Thank you all once again for all the thoughful responses. This thread has made me painfully aware of the lack of resources available where we live for mathematically talented children. In our area (small European city with a large university) there are no maths enrichment programs, apart from some after-school classes directed to children who are behind. There are a couple of abacus/Kumon academies, and that's it (my son tried abacus once and absolutely hated it).

So, it seems that any enrichment will have to be done at home. This is making me quite anxious because both my husband and I are very non-mathy (we both dropped maths at 16) and I feel that I soon won't be able to teach him.

So far, my son has been learning in a very non-systematic way. He can't add in columns or regroup because we basically let him figure out himself how to add - he first learnt to add up to 20, then learnt how to add tens and we then reminded him that he could decompose numbers in tens and ones and then add them up, so he never had to deal with regrouping.

However, now that he is more advanced I am feeling quite lost, because I don't know what to teach first or how to lead him so that he can discover what he needs by himself. I really don't know what he can do. Some things, like integers, seem to come naturally to him - working on the left or on the right of the number line is all the same for him.

The last couple of weeks we have been working on multiples and this led us to "discover" prime numbers. He seems to be interested and has been making some interesting observations on the topic: "I love 2 because it has so many multiples", "prime numbers are like blue, which you can mix with red and get purple".

He has no homework from school and the only after school activity that he does is one hour of chess a week, because he decided that he wanted to spend more time at home this year.
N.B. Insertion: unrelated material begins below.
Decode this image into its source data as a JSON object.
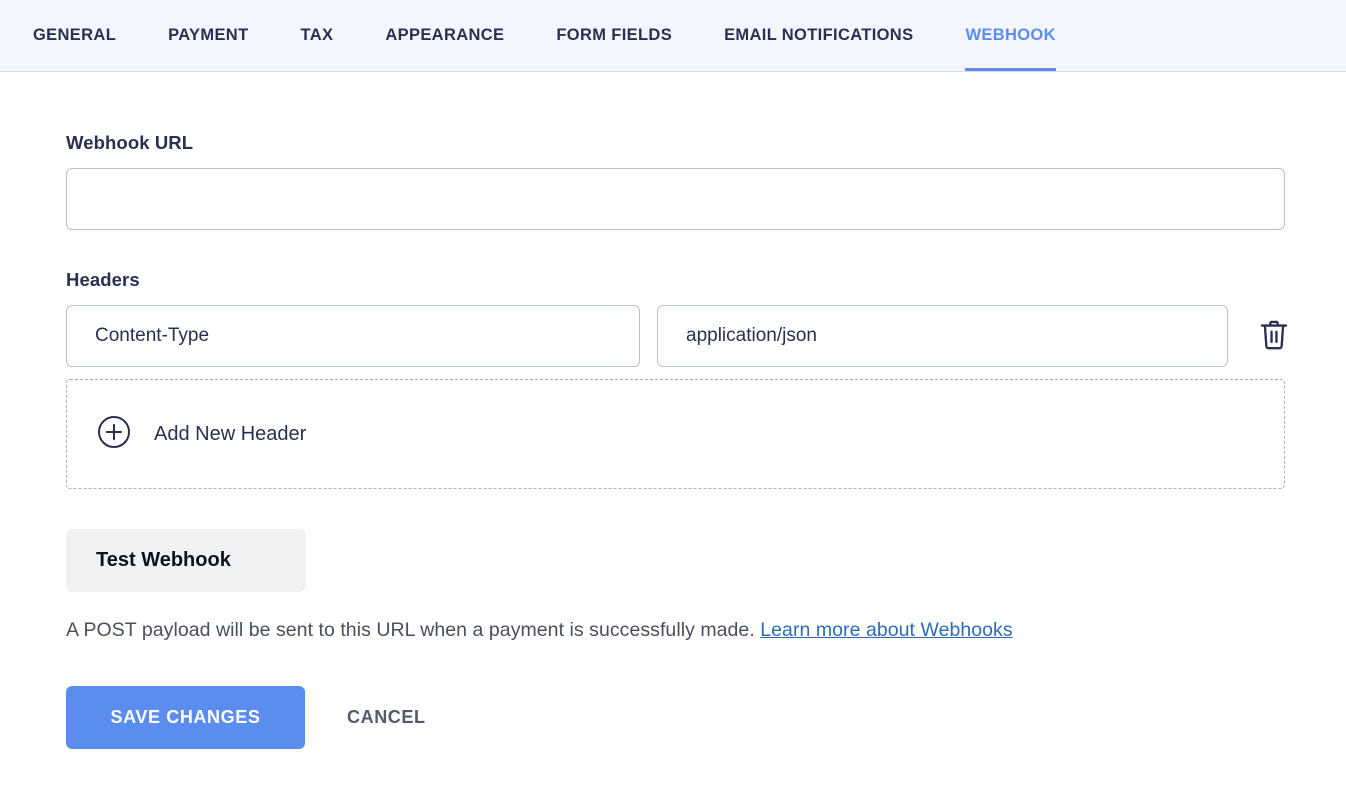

We have never given him worksheets and treat Beast Academy just like any other game (do you want to read? do you want to play with your Legos? do you want to play maths on the computer?), although I am beginning to wonder whether we should push him a little so that he learns how to make an effort.

We are also trying to learn more mathematics ourselves and make maths a conversation topic at home, but I know that he will soon surpass us both.

Last edited by Isabel; 03/04/19 06:06 AM.